Recent research from the well-known semiconductor industry analysis firm SemiAnalysis shows that although Chinese DRAM giant ChangXin Memory Technologies (CXMT) will maintain one of the world's fastest capacity expansion paces in the coming years, SemiAnalysis does not believe this will alter the overarching trend of tight DRAM supply.

Conversely, the firm believes that AI servers, high-performance computing, and cloud computing infrastructure construction are continuously driving up memory demand, while the pace of new capacity release still struggles to keep up with demand growth. According to SemiAnalysis's calculations, even incorporating the expansion plans of major players like CXMT, Samsung, SK Hynix, and Micron into its model, the global DRAM market will still face a high-single-digit percentage supply deficit in 2026. By 2027, the supply-demand gap could even widen further to a low-to-mid double-digit percentage level.

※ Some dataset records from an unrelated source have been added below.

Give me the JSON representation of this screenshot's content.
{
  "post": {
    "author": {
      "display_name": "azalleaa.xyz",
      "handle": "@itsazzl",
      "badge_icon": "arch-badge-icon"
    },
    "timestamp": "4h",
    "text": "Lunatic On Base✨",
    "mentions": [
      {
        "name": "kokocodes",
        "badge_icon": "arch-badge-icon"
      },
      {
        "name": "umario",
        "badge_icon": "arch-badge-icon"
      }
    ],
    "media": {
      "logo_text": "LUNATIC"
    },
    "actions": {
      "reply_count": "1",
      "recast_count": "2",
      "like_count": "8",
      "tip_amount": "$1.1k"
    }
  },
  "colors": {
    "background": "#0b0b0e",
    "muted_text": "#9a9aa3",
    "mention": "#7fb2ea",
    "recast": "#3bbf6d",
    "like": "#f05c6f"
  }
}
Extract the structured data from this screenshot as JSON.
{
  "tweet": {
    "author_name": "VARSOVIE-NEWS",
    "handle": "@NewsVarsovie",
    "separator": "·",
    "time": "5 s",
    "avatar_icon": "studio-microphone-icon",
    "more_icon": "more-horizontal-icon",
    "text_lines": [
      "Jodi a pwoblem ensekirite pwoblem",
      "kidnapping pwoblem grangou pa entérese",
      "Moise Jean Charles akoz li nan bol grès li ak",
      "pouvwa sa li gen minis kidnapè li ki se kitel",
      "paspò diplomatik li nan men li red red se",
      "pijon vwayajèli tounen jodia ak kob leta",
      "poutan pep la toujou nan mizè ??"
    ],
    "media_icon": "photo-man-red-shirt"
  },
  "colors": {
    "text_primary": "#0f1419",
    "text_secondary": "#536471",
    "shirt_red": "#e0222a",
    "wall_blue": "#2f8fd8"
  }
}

Based on this assessment, the research firm expects the tight DRAM supply situation to persist until around 2028. In other words, even the rapid rise and continued expansion of CXMT is unlikely to fundamentally reverse the industry's supply shortage, which forms a key part of SemiAnalysis's rationale for remaining bullish on DRAM prices and the overall HBM/DRAM/NAND memory industry upcycle.